More than half of Gaza's population lives in Rafah, and conditions in the overcrowded southern city are already dire, with displaced people telling the BBC they lack food, water and medicine.

US Secretary of State Anthony Blinken is due to arrive in Riyadh later on Sunday for talks with Mr Abbas.

Meanwhile, secret talks between Israel and Hamas over a possible cease-fire and the release of remaining hostages in Gaza have recently gained new momentum, further exposing divisions in Israel's ruling coalition.

If a fair deal to return the hostages is not agreed, the current government “will not have the right to continue,” war cabinet member and opposition figure Benny Kants said on Sunday.

“The entry into Rafah is crucial in the long struggle against Hamas. The return of the abductees is urgent and of great importance,” Mr Gantz X wrote earlier on Twitter.

However, far-right Finance Minister Bezalel Smodrich said he would have to resign if the government accepted the deal that canceled the planned offensive in Rafah.

Their comments came after Israel's foreign minister said a hostage deal could halt infiltration, which Mr Netanyahu has said would be the next step in its war against Hamas.

The Israeli military said its chief Herzi Halevi had approved plans to continue the war, which Israeli media said was a reference to the Rafah operation.

Long-running talks brokered by Egypt and Qatar have largely stalled because of gaps between Israeli and Hamas positions, but on Sunday Hamas said it would send representatives to Cairo to respond to the latest proposal.

While Israel insists on the destruction of Hamas in Gaza and the release of all hostages, Hamas wants a permanent end to the war.

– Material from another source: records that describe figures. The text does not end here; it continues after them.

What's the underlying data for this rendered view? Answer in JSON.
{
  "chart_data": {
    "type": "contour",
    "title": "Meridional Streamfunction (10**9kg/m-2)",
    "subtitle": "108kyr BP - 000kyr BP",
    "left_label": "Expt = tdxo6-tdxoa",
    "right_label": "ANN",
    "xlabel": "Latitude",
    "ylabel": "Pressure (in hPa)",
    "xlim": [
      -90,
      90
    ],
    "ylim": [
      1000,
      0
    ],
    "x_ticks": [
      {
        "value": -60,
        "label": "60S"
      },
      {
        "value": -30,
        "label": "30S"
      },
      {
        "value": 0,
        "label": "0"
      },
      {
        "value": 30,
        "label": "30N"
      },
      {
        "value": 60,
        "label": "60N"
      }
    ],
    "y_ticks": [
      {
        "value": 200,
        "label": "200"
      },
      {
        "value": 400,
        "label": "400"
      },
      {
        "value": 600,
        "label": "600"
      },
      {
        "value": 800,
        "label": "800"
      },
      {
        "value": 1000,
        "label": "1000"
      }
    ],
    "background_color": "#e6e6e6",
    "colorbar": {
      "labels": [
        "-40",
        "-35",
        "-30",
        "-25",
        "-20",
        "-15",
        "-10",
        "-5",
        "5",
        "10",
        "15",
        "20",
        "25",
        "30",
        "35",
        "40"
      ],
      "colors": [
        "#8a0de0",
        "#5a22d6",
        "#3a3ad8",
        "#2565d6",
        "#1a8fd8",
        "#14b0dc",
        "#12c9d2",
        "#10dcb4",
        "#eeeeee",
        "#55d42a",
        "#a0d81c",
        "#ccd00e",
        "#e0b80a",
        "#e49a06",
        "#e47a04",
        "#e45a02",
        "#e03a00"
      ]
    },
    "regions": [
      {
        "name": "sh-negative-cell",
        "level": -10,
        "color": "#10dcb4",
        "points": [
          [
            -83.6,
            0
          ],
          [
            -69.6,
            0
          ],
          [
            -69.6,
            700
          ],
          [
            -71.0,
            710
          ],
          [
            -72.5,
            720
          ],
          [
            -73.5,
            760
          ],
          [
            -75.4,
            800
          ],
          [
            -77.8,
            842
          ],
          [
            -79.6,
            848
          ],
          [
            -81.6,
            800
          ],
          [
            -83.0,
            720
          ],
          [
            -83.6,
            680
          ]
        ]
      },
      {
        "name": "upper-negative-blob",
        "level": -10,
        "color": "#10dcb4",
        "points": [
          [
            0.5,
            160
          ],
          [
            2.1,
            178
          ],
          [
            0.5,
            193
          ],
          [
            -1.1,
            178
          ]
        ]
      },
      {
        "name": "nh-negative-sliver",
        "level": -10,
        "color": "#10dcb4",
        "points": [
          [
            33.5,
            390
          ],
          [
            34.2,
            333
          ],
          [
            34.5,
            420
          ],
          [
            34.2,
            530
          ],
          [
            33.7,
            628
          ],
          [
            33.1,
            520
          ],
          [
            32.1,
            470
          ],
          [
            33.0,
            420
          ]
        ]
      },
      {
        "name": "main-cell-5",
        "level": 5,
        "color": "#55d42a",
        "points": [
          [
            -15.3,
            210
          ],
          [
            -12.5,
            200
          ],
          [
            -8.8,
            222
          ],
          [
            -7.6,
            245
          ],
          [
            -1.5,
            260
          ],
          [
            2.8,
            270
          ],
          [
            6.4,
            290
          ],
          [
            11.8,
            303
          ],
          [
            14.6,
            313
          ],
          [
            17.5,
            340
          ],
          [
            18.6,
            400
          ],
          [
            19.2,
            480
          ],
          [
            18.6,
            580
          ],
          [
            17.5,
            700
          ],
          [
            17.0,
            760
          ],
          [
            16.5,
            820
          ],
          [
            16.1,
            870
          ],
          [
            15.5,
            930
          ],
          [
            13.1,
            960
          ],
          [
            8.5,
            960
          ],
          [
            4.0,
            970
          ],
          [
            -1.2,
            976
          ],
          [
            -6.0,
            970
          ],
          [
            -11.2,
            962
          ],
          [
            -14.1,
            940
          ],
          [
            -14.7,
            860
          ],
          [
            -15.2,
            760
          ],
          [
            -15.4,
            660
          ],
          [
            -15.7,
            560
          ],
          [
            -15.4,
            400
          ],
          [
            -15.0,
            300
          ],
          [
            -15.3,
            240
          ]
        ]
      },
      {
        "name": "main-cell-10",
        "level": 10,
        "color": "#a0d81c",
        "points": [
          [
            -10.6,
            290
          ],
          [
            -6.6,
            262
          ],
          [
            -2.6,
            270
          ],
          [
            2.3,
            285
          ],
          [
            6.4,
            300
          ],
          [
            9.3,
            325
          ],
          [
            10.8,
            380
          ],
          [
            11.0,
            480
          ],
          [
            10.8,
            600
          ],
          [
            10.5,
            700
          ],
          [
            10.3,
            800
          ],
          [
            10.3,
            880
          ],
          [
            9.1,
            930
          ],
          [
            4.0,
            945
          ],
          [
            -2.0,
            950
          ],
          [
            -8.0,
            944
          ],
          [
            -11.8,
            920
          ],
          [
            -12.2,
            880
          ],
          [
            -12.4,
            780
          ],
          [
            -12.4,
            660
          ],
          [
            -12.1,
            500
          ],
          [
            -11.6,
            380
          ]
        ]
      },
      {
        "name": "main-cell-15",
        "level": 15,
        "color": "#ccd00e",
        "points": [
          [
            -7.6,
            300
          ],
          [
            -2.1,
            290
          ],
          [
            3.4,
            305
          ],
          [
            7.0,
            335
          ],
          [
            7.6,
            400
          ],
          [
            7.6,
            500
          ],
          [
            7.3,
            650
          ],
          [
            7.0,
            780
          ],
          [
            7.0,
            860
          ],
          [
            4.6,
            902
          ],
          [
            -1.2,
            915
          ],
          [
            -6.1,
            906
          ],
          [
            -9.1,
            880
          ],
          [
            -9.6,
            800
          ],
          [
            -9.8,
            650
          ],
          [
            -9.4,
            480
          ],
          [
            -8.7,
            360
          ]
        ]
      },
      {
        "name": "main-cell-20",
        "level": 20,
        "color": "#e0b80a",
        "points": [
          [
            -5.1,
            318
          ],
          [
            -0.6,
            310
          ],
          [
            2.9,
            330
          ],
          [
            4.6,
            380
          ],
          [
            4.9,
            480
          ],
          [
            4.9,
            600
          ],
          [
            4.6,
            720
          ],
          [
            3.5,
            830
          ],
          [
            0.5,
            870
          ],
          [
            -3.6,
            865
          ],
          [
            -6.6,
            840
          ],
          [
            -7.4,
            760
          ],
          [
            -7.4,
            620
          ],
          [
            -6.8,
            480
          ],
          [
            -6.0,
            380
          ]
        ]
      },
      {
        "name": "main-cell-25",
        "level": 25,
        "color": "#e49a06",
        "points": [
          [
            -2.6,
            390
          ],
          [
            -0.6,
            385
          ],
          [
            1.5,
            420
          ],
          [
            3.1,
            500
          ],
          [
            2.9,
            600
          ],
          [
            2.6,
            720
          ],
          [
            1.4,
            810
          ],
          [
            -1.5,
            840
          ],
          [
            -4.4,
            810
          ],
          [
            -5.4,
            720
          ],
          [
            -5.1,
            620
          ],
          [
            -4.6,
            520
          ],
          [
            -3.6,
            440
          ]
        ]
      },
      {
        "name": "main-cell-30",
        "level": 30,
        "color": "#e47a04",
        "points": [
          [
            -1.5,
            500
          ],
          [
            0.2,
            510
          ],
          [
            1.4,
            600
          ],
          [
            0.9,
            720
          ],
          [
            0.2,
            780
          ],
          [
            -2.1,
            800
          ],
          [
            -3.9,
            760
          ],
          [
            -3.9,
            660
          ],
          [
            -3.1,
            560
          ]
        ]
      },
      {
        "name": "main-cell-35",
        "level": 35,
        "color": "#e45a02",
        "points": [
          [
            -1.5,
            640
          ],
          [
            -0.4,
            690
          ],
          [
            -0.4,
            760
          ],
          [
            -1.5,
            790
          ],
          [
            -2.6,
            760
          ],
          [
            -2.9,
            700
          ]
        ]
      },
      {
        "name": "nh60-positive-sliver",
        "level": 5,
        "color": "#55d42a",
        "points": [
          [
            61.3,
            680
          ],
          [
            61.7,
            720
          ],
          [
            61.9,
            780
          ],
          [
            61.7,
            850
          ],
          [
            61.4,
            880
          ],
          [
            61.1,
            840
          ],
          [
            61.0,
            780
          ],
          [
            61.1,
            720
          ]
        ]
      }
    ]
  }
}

Egypt and other Arab countries cannot accept the influx of Palestinian refugees fleeing the war, as it amounts to expelling Palestinians from their land.

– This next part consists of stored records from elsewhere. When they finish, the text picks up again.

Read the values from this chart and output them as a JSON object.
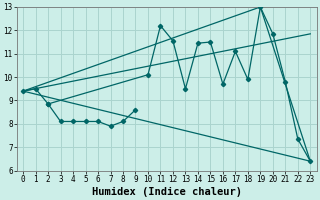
{
  "xlabel": "Humidex (Indice chaleur)",
  "xlim": [
    -0.5,
    23.5
  ],
  "ylim": [
    6,
    13
  ],
  "xticks": [
    0,
    1,
    2,
    3,
    4,
    5,
    6,
    7,
    8,
    9,
    10,
    11,
    12,
    13,
    14,
    15,
    16,
    17,
    18,
    19,
    20,
    21,
    22,
    23
  ],
  "yticks": [
    6,
    7,
    8,
    9,
    10,
    11,
    12,
    13
  ],
  "bg_color": "#cceee8",
  "grid_color": "#aad4ce",
  "line_color": "#006666",
  "line1_x": [
    0,
    1,
    2,
    10,
    11,
    12,
    13,
    14,
    15,
    16,
    17,
    18,
    19,
    20,
    21,
    22,
    23
  ],
  "line1_y": [
    9.4,
    9.5,
    8.85,
    10.1,
    12.2,
    11.55,
    9.5,
    11.45,
    11.5,
    9.7,
    11.1,
    9.9,
    13.0,
    11.85,
    9.8,
    7.35,
    6.4
  ],
  "line2_x": [
    0,
    23
  ],
  "line2_y": [
    9.4,
    6.4
  ],
  "line3_x": [
    2,
    3,
    4,
    5,
    6,
    7,
    8,
    9
  ],
  "line3_y": [
    8.85,
    8.1,
    8.1,
    8.1,
    8.1,
    7.9,
    8.1,
    8.6
  ],
  "line4_x": [
    0,
    19,
    23
  ],
  "line4_y": [
    9.4,
    13.0,
    6.4
  ],
  "line5_x": [
    0,
    23
  ],
  "line5_y": [
    9.4,
    11.85
  ],
  "font_family": "monospace",
  "tick_fontsize": 5.5,
  "label_fontsize": 7.5
}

Satellite images show new tent camps being built near the Gaza Strip, west of Rafah and north of the town of Khan Younis, which are mostly left in ruins. Media reports said the tents were set up to house displaced people from Rafah.

The current war began when Hamas attacked Israeli communities near Gaza, killing around 1,200 people, mainly civilians, and taking around 250 hostages. Some 133 hostages are believed to still be in Gaza, of whom about 30 are presumed dead, with some freed after a brief standoff in November.

Israel's campaign of aerial bombardment and ground operations in Gaza since October 7 has killed 34,454 people, mostly civilians, according to the Hamas-run health ministry.

In a six-month war, the Israel Defense Forces (IDF) moved in and took control of all of northern Gaza, including Gaza City, and most of central and southern Gaza, including Khan Younis.

They have withdrawn from almost all areas, but troops remain on the Israeli-built road that separates northern and southern Gaza.

Meanwhile, Israeli bombardment continued across Gaza, including Rafah, and the Israeli military said it was hitting launch sites for missiles.